You never know where you might find pieces of the fair... Take, for example, the rotating platform that was part of the Festival of Gas pavilion, sponsored by the U.S. gas industry. At the fair, the platform served as part of an exhibit aimed at showing all the wondrous appliances you could get in the near future. Oh, and they just happened to be gas powered. The large platform went into storage following the fair.
Meanwhile in Columbia, South Carolina, plans were being made for a new building at the University of South Carolina. According to the Spring 1967 edition of USC Magazine, the university decided a rotating restaurant was just the thing to top the new Capstone Building residence hall.

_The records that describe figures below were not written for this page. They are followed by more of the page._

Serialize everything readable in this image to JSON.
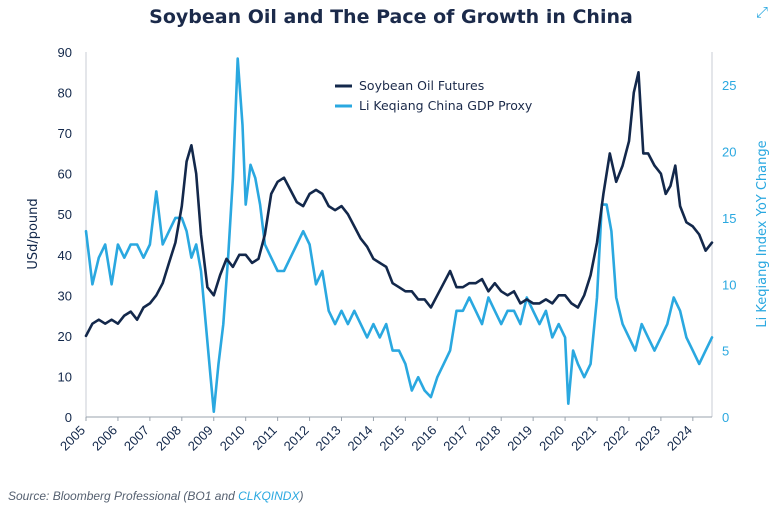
{
  "colors": {
    "soy": "#13284b",
    "gdp": "#2aa8e0",
    "axis_left": "#13284b",
    "axis_right": "#2aa8e0",
    "title": "#1b2a4a"
  },
  "icons": {
    "expand": "expand-arrows-icon"
  },
  "source": {
    "prefix": "Source: Bloomberg Professional (BO1 and ",
    "link": "CLKQINDX",
    "suffix": ")"
  },
  "chart_data": {
    "type": "line",
    "title": "Soybean Oil and The Pace of Growth in China",
    "ylabel_left": "USd/pound",
    "ylabel_right": "Li Keqiang Index YoY Change",
    "ylim_left": [
      0,
      90
    ],
    "ylim_right": [
      0,
      27.5
    ],
    "yticks_left": [
      0,
      10,
      20,
      30,
      40,
      50,
      60,
      70,
      80,
      90
    ],
    "yticks_right": [
      0,
      5,
      10,
      15,
      20,
      25
    ],
    "xlim": [
      2005.0,
      2024.6
    ],
    "xticks": [
      "2005",
      "2006",
      "2007",
      "2008",
      "2009",
      "2010",
      "2011",
      "2012",
      "2013",
      "2014",
      "2015",
      "2016",
      "2017",
      "2018",
      "2019",
      "2020",
      "2021",
      "2022",
      "2023",
      "2024"
    ],
    "grid": false,
    "legend_position": "top-center",
    "series": [
      {
        "name": "Soybean Oil Futures",
        "axis": "left",
        "x": [
          2005.0,
          2005.2,
          2005.4,
          2005.6,
          2005.8,
          2006.0,
          2006.2,
          2006.4,
          2006.6,
          2006.8,
          2007.0,
          2007.2,
          2007.4,
          2007.6,
          2007.8,
          2008.0,
          2008.15,
          2008.3,
          2008.45,
          2008.6,
          2008.8,
          2009.0,
          2009.2,
          2009.4,
          2009.6,
          2009.8,
          2010.0,
          2010.2,
          2010.4,
          2010.6,
          2010.8,
          2011.0,
          2011.2,
          2011.4,
          2011.6,
          2011.8,
          2012.0,
          2012.2,
          2012.4,
          2012.6,
          2012.8,
          2013.0,
          2013.2,
          2013.4,
          2013.6,
          2013.8,
          2014.0,
          2014.2,
          2014.4,
          2014.6,
          2014.8,
          2015.0,
          2015.2,
          2015.4,
          2015.6,
          2015.8,
          2016.0,
          2016.2,
          2016.4,
          2016.6,
          2016.8,
          2017.0,
          2017.2,
          2017.4,
          2017.6,
          2017.8,
          2018.0,
          2018.2,
          2018.4,
          2018.6,
          2018.8,
          2019.0,
          2019.2,
          2019.4,
          2019.6,
          2019.8,
          2020.0,
          2020.2,
          2020.4,
          2020.6,
          2020.8,
          2021.0,
          2021.2,
          2021.4,
          2021.6,
          2021.8,
          2022.0,
          2022.15,
          2022.3,
          2022.45,
          2022.6,
          2022.8,
          2023.0,
          2023.15,
          2023.3,
          2023.45,
          2023.6,
          2023.8,
          2024.0,
          2024.2,
          2024.4,
          2024.6
        ],
        "values": [
          20,
          23,
          24,
          23,
          24,
          23,
          25,
          26,
          24,
          27,
          28,
          30,
          33,
          38,
          43,
          52,
          63,
          67,
          60,
          45,
          32,
          30,
          35,
          39,
          37,
          40,
          40,
          38,
          39,
          45,
          55,
          58,
          59,
          56,
          53,
          52,
          55,
          56,
          55,
          52,
          51,
          52,
          50,
          47,
          44,
          42,
          39,
          38,
          37,
          33,
          32,
          31,
          31,
          29,
          29,
          27,
          30,
          33,
          36,
          32,
          32,
          33,
          33,
          34,
          31,
          33,
          31,
          30,
          31,
          28,
          29,
          28,
          28,
          29,
          28,
          30,
          30,
          28,
          27,
          30,
          35,
          43,
          55,
          65,
          58,
          62,
          68,
          80,
          85,
          65,
          65,
          62,
          60,
          55,
          57,
          62,
          52,
          48,
          47,
          45,
          41,
          43
        ]
      },
      {
        "name": "Li Keqiang China GDP Proxy",
        "axis": "right",
        "x": [
          2005.0,
          2005.2,
          2005.4,
          2005.6,
          2005.8,
          2006.0,
          2006.2,
          2006.4,
          2006.6,
          2006.8,
          2007.0,
          2007.2,
          2007.4,
          2007.6,
          2007.8,
          2008.0,
          2008.15,
          2008.3,
          2008.45,
          2008.6,
          2008.75,
          2008.9,
          2009.0,
          2009.15,
          2009.3,
          2009.45,
          2009.6,
          2009.75,
          2009.9,
          2010.0,
          2010.15,
          2010.3,
          2010.45,
          2010.6,
          2010.8,
          2011.0,
          2011.2,
          2011.4,
          2011.6,
          2011.8,
          2012.0,
          2012.2,
          2012.4,
          2012.6,
          2012.8,
          2013.0,
          2013.2,
          2013.4,
          2013.6,
          2013.8,
          2014.0,
          2014.2,
          2014.4,
          2014.6,
          2014.8,
          2015.0,
          2015.2,
          2015.4,
          2015.6,
          2015.8,
          2016.0,
          2016.2,
          2016.4,
          2016.6,
          2016.8,
          2017.0,
          2017.2,
          2017.4,
          2017.6,
          2017.8,
          2018.0,
          2018.2,
          2018.4,
          2018.6,
          2018.8,
          2019.0,
          2019.2,
          2019.4,
          2019.6,
          2019.8,
          2020.0,
          2020.1,
          2020.25,
          2020.4,
          2020.6,
          2020.8,
          2021.0,
          2021.15,
          2021.3,
          2021.45,
          2021.6,
          2021.8,
          2022.0,
          2022.2,
          2022.4,
          2022.6,
          2022.8,
          2023.0,
          2023.2,
          2023.4,
          2023.6,
          2023.8,
          2024.0,
          2024.2,
          2024.4,
          2024.6
        ],
        "values": [
          14,
          10,
          12,
          13,
          10,
          13,
          12,
          13,
          13,
          12,
          13,
          17,
          13,
          14,
          15,
          15,
          14,
          12,
          13,
          11,
          7,
          3,
          0.4,
          4,
          7,
          12,
          18,
          27,
          22,
          16,
          19,
          18,
          16,
          13,
          12,
          11,
          11,
          12,
          13,
          14,
          13,
          10,
          11,
          8,
          7,
          8,
          7,
          8,
          7,
          6,
          7,
          6,
          7,
          5,
          5,
          4,
          2,
          3,
          2,
          1.5,
          3,
          4,
          5,
          8,
          8,
          9,
          8,
          7,
          9,
          8,
          7,
          8,
          8,
          7,
          9,
          8,
          7,
          8,
          6,
          7,
          6,
          1,
          5,
          4,
          3,
          4,
          9,
          16,
          16,
          14,
          9,
          7,
          6,
          5,
          7,
          6,
          5,
          6,
          7,
          9,
          8,
          6,
          5,
          4,
          5,
          6
        ]
      }
    ]
  }
}
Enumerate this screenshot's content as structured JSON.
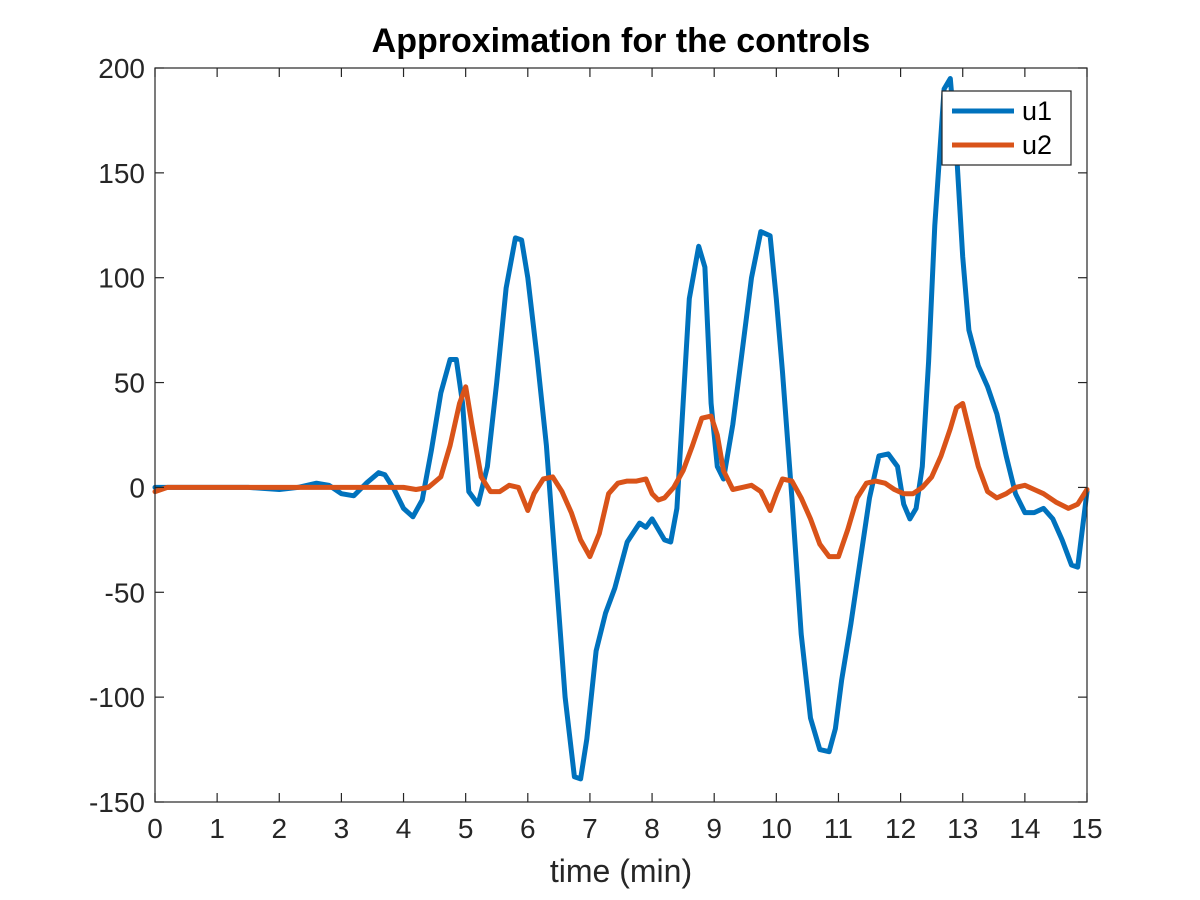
{
  "chart_data": {
    "type": "line",
    "title": "Approximation for the controls",
    "xlabel": "time (min)",
    "ylabel": "",
    "xlim": [
      0,
      15
    ],
    "ylim": [
      -150,
      200
    ],
    "xticks": [
      0,
      1,
      2,
      3,
      4,
      5,
      6,
      7,
      8,
      9,
      10,
      11,
      12,
      13,
      14,
      15
    ],
    "yticks": [
      200,
      150,
      100,
      50,
      0,
      -50,
      -100,
      -150
    ],
    "grid": false,
    "legend_position": "top-right",
    "series": [
      {
        "name": "u1",
        "color": "#0072BD",
        "x": [
          0,
          0.5,
          1,
          1.5,
          2,
          2.3,
          2.6,
          2.8,
          3.0,
          3.2,
          3.4,
          3.6,
          3.7,
          3.85,
          4.0,
          4.15,
          4.3,
          4.45,
          4.6,
          4.75,
          4.85,
          4.95,
          5.05,
          5.2,
          5.35,
          5.5,
          5.65,
          5.8,
          5.9,
          6.0,
          6.15,
          6.3,
          6.45,
          6.6,
          6.75,
          6.85,
          6.95,
          7.1,
          7.25,
          7.4,
          7.6,
          7.8,
          7.9,
          8.0,
          8.1,
          8.2,
          8.3,
          8.4,
          8.5,
          8.6,
          8.75,
          8.85,
          8.95,
          9.05,
          9.15,
          9.3,
          9.45,
          9.6,
          9.75,
          9.9,
          10.0,
          10.1,
          10.25,
          10.4,
          10.55,
          10.7,
          10.85,
          10.95,
          11.05,
          11.2,
          11.35,
          11.5,
          11.65,
          11.8,
          11.95,
          12.05,
          12.15,
          12.25,
          12.35,
          12.45,
          12.55,
          12.7,
          12.8,
          12.9,
          13.0,
          13.1,
          13.25,
          13.4,
          13.55,
          13.7,
          13.85,
          14.0,
          14.15,
          14.3,
          14.45,
          14.6,
          14.75,
          14.85,
          15.0
        ],
        "y": [
          0,
          0,
          0,
          0,
          -1,
          0,
          2,
          1,
          -3,
          -4,
          2,
          7,
          6,
          -1,
          -10,
          -14,
          -6,
          18,
          45,
          61,
          61,
          40,
          -2,
          -8,
          10,
          50,
          95,
          119,
          118,
          100,
          62,
          20,
          -40,
          -100,
          -138,
          -139,
          -120,
          -78,
          -60,
          -48,
          -26,
          -17,
          -19,
          -15,
          -20,
          -25,
          -26,
          -10,
          40,
          90,
          115,
          105,
          40,
          10,
          4,
          30,
          65,
          100,
          122,
          120,
          90,
          55,
          -5,
          -70,
          -110,
          -125,
          -126,
          -115,
          -92,
          -65,
          -35,
          -5,
          15,
          16,
          10,
          -8,
          -15,
          -10,
          10,
          60,
          125,
          190,
          195,
          160,
          110,
          75,
          58,
          48,
          35,
          15,
          -3,
          -12,
          -12,
          -10,
          -15,
          -25,
          -37,
          -38,
          -2
        ]
      },
      {
        "name": "u2",
        "color": "#D95319",
        "x": [
          0,
          0.2,
          0.5,
          1,
          1.5,
          2,
          2.5,
          3,
          3.5,
          4.0,
          4.2,
          4.4,
          4.6,
          4.75,
          4.9,
          5.0,
          5.1,
          5.25,
          5.4,
          5.55,
          5.7,
          5.85,
          6.0,
          6.1,
          6.25,
          6.4,
          6.55,
          6.7,
          6.85,
          7.0,
          7.15,
          7.3,
          7.45,
          7.6,
          7.75,
          7.9,
          8.0,
          8.1,
          8.2,
          8.35,
          8.5,
          8.65,
          8.8,
          8.95,
          9.05,
          9.15,
          9.3,
          9.45,
          9.6,
          9.75,
          9.9,
          10.0,
          10.1,
          10.25,
          10.4,
          10.55,
          10.7,
          10.85,
          11.0,
          11.15,
          11.3,
          11.45,
          11.6,
          11.75,
          11.9,
          12.05,
          12.2,
          12.35,
          12.5,
          12.65,
          12.8,
          12.9,
          13.0,
          13.1,
          13.25,
          13.4,
          13.55,
          13.7,
          13.85,
          14.0,
          14.15,
          14.3,
          14.5,
          14.7,
          14.85,
          15.0
        ],
        "y": [
          -2,
          0,
          0,
          0,
          0,
          0,
          0,
          0,
          0,
          0,
          -1,
          0,
          5,
          20,
          40,
          48,
          30,
          5,
          -2,
          -2,
          1,
          0,
          -11,
          -3,
          4,
          5,
          -2,
          -12,
          -25,
          -33,
          -22,
          -3,
          2,
          3,
          3,
          4,
          -3,
          -6,
          -5,
          0,
          8,
          20,
          33,
          34,
          25,
          8,
          -1,
          0,
          1,
          -2,
          -11,
          -3,
          4,
          3,
          -5,
          -15,
          -27,
          -33,
          -33,
          -20,
          -5,
          2,
          3,
          2,
          -1,
          -3,
          -3,
          0,
          5,
          15,
          28,
          38,
          40,
          28,
          10,
          -2,
          -5,
          -3,
          0,
          1,
          -1,
          -3,
          -7,
          -10,
          -8,
          -1
        ]
      }
    ]
  }
}
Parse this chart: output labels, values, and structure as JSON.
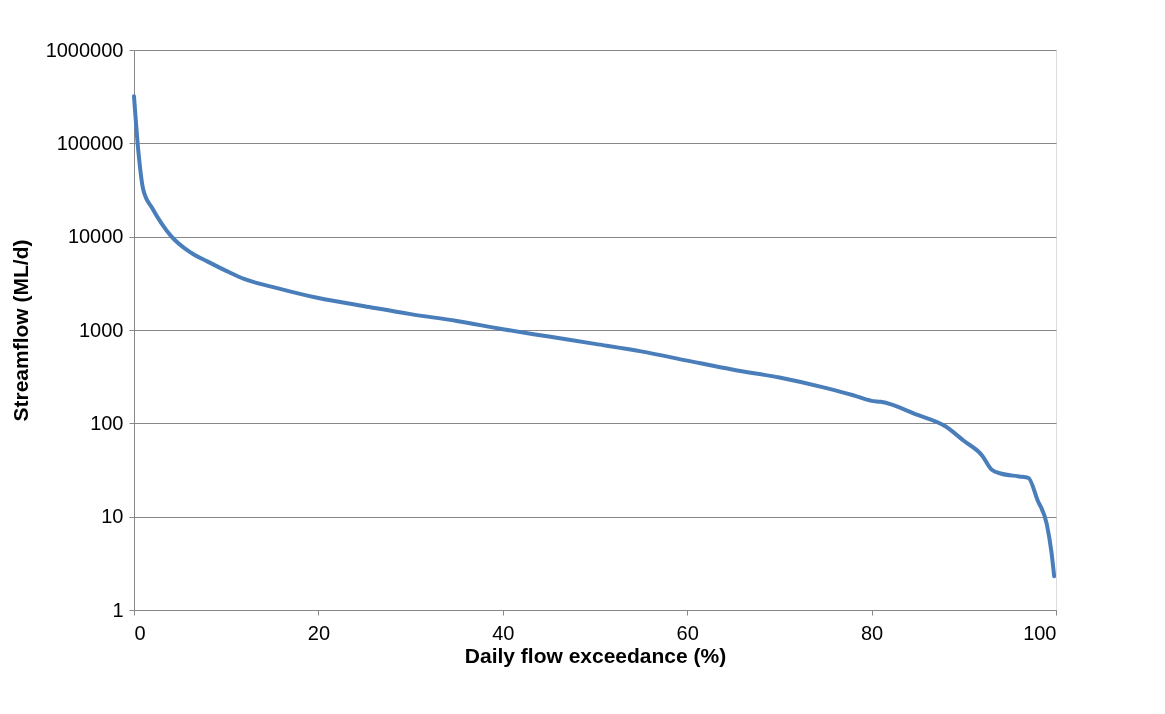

"South Carolina will soon have an attraction comparable to those of Seattle, London, an other major cities," the magazine proclaimed. But where to find the rotating platform required for such an ambitious project? As luck would have it, the answer was sitting in a storage facility outside of New York City: The turntable from the Festival of Gas exhibit.
As Helen Zeigler, the University of South Carolina's Vice President of Business and Facilities Management explained to us, the Festival of Gas turntable was within three inches of the clearance space of the rotating restaurant design. That sheer coincidence made the turntable a perfect candidate for the project.
Today, the space serves home to the Top of Carolina restaurant, and is open to the public on Sundays. The stunning vistas of the Columbia area make the space a popular meeting/event destination too.
It was a great visit, and we look forward to taking you there as part of the film.